The Lord’s presence with us when we are with Him carries with it all the means of grace, securing an ultimate happiness that no other relationship affords. His intimacies open “channels in the heart, through which His love reaches and control all our other powers. This love makes us new creatures, gives us new workings of the affections, and prompts a new language from our lips.3

Our great Shepherd keeps us within His all encompassing providence, “like a man that will not let his servant go out of his sight. I cannot break away from thee.”4 “While we are with Him in a way of duty, he will be with us in a way of blessing.”5 As Samuel Rutherford said, “Christ hath put the Father and me in each other’s arms.”6

I have been reading the Story Of The Confederate States by Joseph T. Derry. Of course Mr. Derry is not with me while I am, so-to-speak, with him; not because he no longer lives, but because he never possessed that capability. Only the living Lord Jesus, our great Prophet is with us always, “revealing to us, by his word and Spirit the will of God for our salvation.”7

Because Jesus prayed, “Father, I desire that they also whom You have given Me, be with Me . . .”  (John 17:24), we have the assurance that we shall be with Him through the eternity of the eternities (1 Thessalonians 4:17). “One day you will rejoice when Christ layeth down your head under his chin, and betwixt his breasts, and drieth your face, and welcometh you to glory and happiness.”8 Then, dear brothers and sisters, everything that hindered the full giving and receiving of love between you and Jesus will have been removed. Your redemption will be complete. On that day you and I will be with Him and He will be with us and we will go out from Him no more. And “it will make Satan’s court ring with the news . . . that the saints have arrived safe at the bosom of Christ, out of the reach of hell forever.”9

ENDNOTES

1. Henry, Matthew Henry’s Commentary, vol.1 (Wilmington, DE: Sovereign Grace, [1845] 1972), 1068.  
 
2. William Jay, Morning Exercises for Every Day in the Year (Harrisonburg, VA: Sprinkle Publications, [circa 1828] 1998), 355.
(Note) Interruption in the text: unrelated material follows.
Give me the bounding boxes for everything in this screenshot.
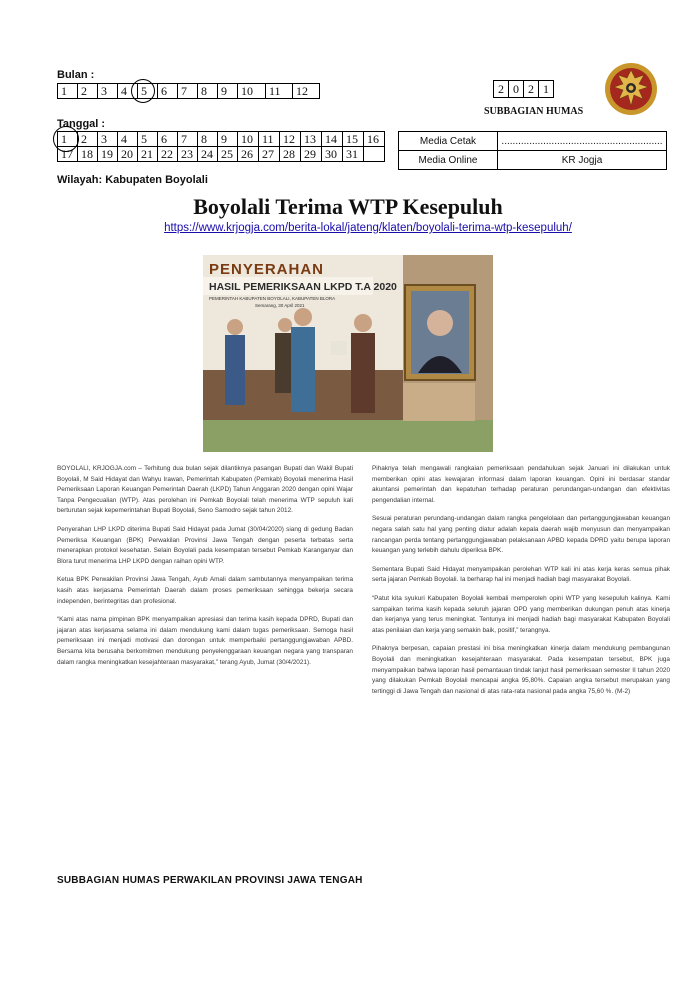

3.George Burrowes, The Song of Solomon (Edinburgh: Banner of Truth, [1853] 1977), 11.

4. Samuel Annesley, Puritan Sermons 1659-1689, vol.1 (Wheaton, ILL: Richard Owen Roberts, Publishers, [1661] 1981), 25.

5. Henry Wilkerson, Puritan Sermons 1659-1689, vol. 2 (Wheaton ILL.: Richard Owen Roberts, Publishers, [1674] 1981), 502.

6.Letters of Samuel Rutherford (Edinburgh: Banner of Truth, [1664] 1973), 66.

7. The Shorter Catechism with Scripture Proofs (Edinburgh: Banner of Truth, n.d.), 7.

8. Samuel Rutherford, Letters of Samuel Rutherford (Edinburgh: Banner of Truth, [1664] 1973), 63, 64.

9. Richard Baxter, The Saint’s Everlasting Rest (Grand Rapids, MI.: Christian Classics, n.d.), 1.